Tate & Lyle held out prospects for better profits in corn-based sweeteners, but not in ethanol, warning that fundamentals in the US industry "show no near-term signs of improving".
The corn processor said it was "achieving moderate margin gains" in the annual round of contract settlements for supplying sweeteners such as high fructose corn syrup (HFCS) to buyers including the large soft drinks groups.
The round of talks had "progressed more quickly than in previous years too", with the group already having settled prices for the bulk of volumes on which terms were up for renegotiation.
The comment follows market talk of HFCS manufacturers squeezing substantial price roses out of buyers, after the closure by Cargill of a sweeteners plant in Tennessee took some 7% of North American supply out of the market.
Archer Daniels Midland, a rival to Tate & Lyle in the HFCS market, said on Tuesday that "in corn, the sweetener balance sheet should remain tight", and flagged "strong sweetener demand" in the July-to-September quarter, although the group declined to comment on the pricing round.

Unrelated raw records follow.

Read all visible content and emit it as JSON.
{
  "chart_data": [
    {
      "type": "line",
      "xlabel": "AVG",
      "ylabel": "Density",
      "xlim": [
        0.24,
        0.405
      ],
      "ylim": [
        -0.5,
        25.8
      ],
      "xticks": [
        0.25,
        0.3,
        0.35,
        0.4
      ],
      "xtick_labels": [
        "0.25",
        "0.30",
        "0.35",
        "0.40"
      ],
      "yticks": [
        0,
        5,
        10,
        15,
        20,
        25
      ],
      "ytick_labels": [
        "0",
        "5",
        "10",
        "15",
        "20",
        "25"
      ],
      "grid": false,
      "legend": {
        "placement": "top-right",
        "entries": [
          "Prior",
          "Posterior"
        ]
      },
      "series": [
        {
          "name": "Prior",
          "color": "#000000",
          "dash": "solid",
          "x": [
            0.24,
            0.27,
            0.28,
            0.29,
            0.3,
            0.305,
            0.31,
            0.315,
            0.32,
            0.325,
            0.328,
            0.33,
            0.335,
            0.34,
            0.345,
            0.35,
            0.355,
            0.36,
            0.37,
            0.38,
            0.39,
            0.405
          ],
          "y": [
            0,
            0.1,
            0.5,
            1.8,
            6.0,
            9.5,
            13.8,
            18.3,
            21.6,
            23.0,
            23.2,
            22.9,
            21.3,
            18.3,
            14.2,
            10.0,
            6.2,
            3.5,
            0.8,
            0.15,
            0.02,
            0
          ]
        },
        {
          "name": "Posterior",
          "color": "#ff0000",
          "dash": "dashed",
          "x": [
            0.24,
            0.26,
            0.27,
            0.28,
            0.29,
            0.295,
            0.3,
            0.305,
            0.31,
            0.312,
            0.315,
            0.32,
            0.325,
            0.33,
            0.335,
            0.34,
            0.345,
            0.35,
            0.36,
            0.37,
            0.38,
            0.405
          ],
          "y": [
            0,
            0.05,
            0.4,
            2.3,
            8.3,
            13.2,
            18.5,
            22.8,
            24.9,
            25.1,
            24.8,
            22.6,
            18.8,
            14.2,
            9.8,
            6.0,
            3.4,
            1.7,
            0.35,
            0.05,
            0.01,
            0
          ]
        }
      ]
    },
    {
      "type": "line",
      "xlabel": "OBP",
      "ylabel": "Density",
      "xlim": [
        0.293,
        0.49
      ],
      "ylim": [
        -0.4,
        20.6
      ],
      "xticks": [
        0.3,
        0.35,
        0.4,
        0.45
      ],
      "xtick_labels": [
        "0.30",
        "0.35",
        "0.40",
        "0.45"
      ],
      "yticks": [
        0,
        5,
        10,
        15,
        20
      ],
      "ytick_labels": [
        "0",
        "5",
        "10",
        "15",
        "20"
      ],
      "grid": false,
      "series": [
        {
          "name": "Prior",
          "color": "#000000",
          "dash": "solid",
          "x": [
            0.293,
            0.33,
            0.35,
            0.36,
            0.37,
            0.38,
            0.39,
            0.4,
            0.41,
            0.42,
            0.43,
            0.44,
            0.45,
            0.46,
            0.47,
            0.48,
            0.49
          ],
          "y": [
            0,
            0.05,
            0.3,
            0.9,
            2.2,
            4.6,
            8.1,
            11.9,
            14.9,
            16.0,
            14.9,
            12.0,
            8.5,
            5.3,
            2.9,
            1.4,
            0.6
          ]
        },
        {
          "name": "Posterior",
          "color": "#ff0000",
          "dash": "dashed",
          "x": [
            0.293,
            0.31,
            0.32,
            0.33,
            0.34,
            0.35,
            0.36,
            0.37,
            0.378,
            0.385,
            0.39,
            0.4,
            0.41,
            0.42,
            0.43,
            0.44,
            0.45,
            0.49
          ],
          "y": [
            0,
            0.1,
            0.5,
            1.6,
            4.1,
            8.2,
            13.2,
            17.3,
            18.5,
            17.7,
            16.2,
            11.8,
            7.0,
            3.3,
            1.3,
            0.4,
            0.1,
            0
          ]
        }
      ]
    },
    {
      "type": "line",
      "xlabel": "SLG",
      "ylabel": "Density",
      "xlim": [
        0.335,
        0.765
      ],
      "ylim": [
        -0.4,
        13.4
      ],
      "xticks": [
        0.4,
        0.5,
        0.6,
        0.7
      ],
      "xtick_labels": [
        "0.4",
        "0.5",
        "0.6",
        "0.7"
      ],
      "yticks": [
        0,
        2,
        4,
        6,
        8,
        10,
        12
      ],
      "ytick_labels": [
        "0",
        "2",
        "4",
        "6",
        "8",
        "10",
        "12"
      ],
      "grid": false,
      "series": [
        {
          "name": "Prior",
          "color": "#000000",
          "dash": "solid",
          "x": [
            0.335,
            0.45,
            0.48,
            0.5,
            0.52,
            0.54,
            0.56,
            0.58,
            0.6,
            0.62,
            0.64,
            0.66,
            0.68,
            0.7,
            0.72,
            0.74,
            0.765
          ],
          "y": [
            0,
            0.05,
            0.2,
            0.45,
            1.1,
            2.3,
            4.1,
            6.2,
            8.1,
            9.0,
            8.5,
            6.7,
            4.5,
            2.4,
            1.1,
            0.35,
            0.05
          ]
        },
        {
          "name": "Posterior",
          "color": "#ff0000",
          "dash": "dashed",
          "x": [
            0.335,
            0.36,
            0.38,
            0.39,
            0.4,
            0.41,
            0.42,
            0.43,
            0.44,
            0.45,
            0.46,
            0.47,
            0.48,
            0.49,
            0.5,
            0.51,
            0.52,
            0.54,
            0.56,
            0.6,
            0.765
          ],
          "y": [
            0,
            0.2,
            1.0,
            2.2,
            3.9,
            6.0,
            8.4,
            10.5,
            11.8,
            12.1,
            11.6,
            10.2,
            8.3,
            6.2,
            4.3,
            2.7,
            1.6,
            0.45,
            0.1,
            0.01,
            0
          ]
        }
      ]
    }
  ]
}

However, Tate & Lyle cautioned over the US ethanol market, in which "significantly lower margins" drove the UK-based group's commodities unit into a £2m loss in the April-to-September half, compared with a £9m profit a year before.

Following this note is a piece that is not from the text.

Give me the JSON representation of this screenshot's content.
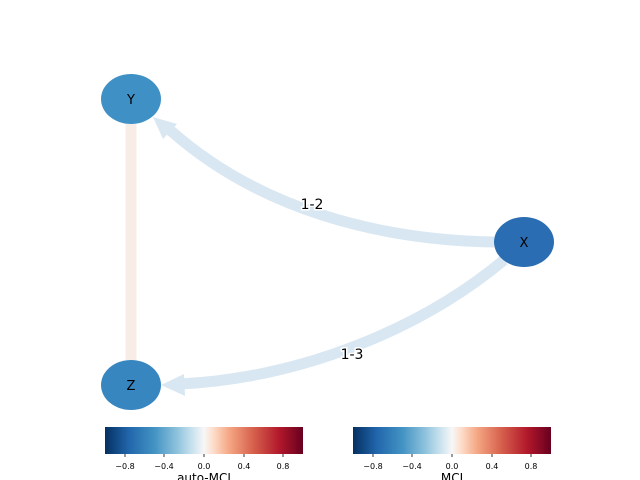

"High ethanol inventories and low gasoline prices in the US drove a continuation of the low ethanol prices from the beginning of the 2015 calendar year," Tate & Lyle said.
Cash margins were "close to breakeven, compared with an average of about $0.55 per gallon" in the April-to-September period of 2014.
"The fundamentals of the US ethanol industry show no near-term signs of improving, so we expect returns from US ethanol to remain weak in the [October-to-March] half."
These comments too echoed those of Archer Daniels Midland which, unveiling a sharp fall in ethanol profits, said that "we continue to confront very weak industry ethanol margins".
However, US ethanol producer Green Plains separately forecast that margins would end up wider than suggested by current futures prices.
With domestic and export orders of ethanol remaining robust, "in order for this demand to get the volumes that it needs, [the market] needs to incent[ivise] the producer to keep running at maximum levels," said Todd Becker, the Green Plains chief executive.
While futures were - with forward corn contracts more expensive than near-term ones, but the ethanol curve "flat" – suggested squeezed production margins ahead, there had been a tendency for "the last seven years" for the gap to widen as the contracts got closer to expiry.
"We believe ethanol margins will roll forward to some extent," Mr Becker said.
In order to encourage production in the first half of 2016 "against the demand that we see against cheaper gasoline prices and excellent export demand, you are going to have to continue to incent the ethanol producer to run at the pace of 940,000-960,000 barrels each day".
The comments came ahead of official data on Wednesday which showed US ethanol output last week soaring 25,000 barrels a day on that the previous week to hit 969,000 barrels a day.
Tate & Lyle reported a 9% drop to £42m in operating profits in the April-to-September half in its bulk ingredients division, which includes the sweeteners and commodities operations.
However, group pre-tax profits soared 28% to £103m, lifted by a strong performance in its specialty ingredients operations, on which it said it intends to focus more in the future.
Tate & Lyle shares stood 1.6% higher at 607p in lunchtime deals in London.
"In general, these results are in line. But we believe there is more than a hint at trying to rebuild investor confidence after the warnings seen last year," Credit Suisse analysts said.